"Rey ...."
Entah mengapa dia tak menggubrisku, matanya masih menatap pada langit malam, tak tahu apa yang ia pandangi. Rambut gondrongnya tersibak angin, parasnya yang tegas dan garanng terlihat jelas, ia adalah lelaki yang sempurna. Tapi mengapa pandangan seperti itu.
Kulihat, jemarinya gemertakan.
Mataku terbelalak, tubuhku seketika kaku, tak percaya, tubuh hangat ini mendekap erat, aku tak siap hingga pijakan kaki ini terdorong mundur.
Ingin menyebut namanya tapi urung, pundaku sudah basah.
Rey menangis? pria tangguh itu menteskan air mata. Bukan, bukan hanya air mata ia tersedu dalam isak pilu. Apa, mengapa, aku tak tahu, hanya kubiarkan saja Rey mendekapku seperti itu, cukup lama bahkan aku berharap lebih lama.
Reflek, tangan ku merangkul tubuh kekar ini, begitu damai dan hangat, semakin erat pelukan ini, hingga degup jantung dan hembusan nafasnya seakan menyatu.
Ini seperti mimpi yang terwujud, Rey membiarkan ku melakukan itu,
"Aku sayang pada mu Rey, lebih dari siapapun"
Kalimat itu hanya berputar- putar di otakku. Ku tepuk tepuk puunggungnya, begitu kokoh.
Rey merenggangkan pelukannya, memegangi kedua pundakku, matanya masih basah, memandang begitu dalam kearah ku.

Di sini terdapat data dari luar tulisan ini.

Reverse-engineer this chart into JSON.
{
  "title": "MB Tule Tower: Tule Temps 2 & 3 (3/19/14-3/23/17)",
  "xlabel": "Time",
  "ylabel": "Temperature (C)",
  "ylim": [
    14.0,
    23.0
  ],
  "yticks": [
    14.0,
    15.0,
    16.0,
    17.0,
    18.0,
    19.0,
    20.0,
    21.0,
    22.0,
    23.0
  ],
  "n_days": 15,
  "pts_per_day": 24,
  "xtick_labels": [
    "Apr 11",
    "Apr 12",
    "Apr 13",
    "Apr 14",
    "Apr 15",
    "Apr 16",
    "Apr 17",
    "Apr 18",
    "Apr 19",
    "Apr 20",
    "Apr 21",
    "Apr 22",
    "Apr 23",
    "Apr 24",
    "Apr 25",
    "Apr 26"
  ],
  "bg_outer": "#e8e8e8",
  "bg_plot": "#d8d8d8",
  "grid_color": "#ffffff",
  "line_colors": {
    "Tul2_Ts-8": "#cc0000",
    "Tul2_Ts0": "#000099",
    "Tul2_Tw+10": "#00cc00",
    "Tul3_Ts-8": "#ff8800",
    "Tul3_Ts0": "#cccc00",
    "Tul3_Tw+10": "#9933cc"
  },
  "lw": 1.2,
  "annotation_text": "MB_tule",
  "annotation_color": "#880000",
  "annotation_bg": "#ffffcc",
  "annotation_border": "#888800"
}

Aneh tak biasanya, pandangan mata itu membuat gugup, bingung.
Perlahan ia mendekatkan wajah tegasnya pada ku, aku semakin salah tingkah,
"Apa apaan ini, Rey jangan membuatku semakin bingung".
Dan lagi lagi kalimat itu tak benar benar keluar dari pikiranku, hanya menggantung membuat tenggorokan ini tercekat.
"Ta, terima kasih, kau sahabat terbaikku"
Bisiknya seketika tepat ditelinga kanan, terngiang jelas.
Hampir gila aku meladeni tingkahnya.
"Dasar bodoh, apa yang kau pikirka tadi, tak mungkin Rey melakukan itu, dia sahabat ku sejak masih ingusan"
Rutukku dalam hati.
Tak berhenti di situ, tangan kekarnya tiba tiba dengan liar mengacak acak rambut ku.
"Dasar tomboy tengil".
Ujarnya terkekeh tanpa dosa, dan seketika, wajah murung tadi menghilang, tak tahu disembunyikan dimana, tapi itu benar benar Rey yang aku kenal.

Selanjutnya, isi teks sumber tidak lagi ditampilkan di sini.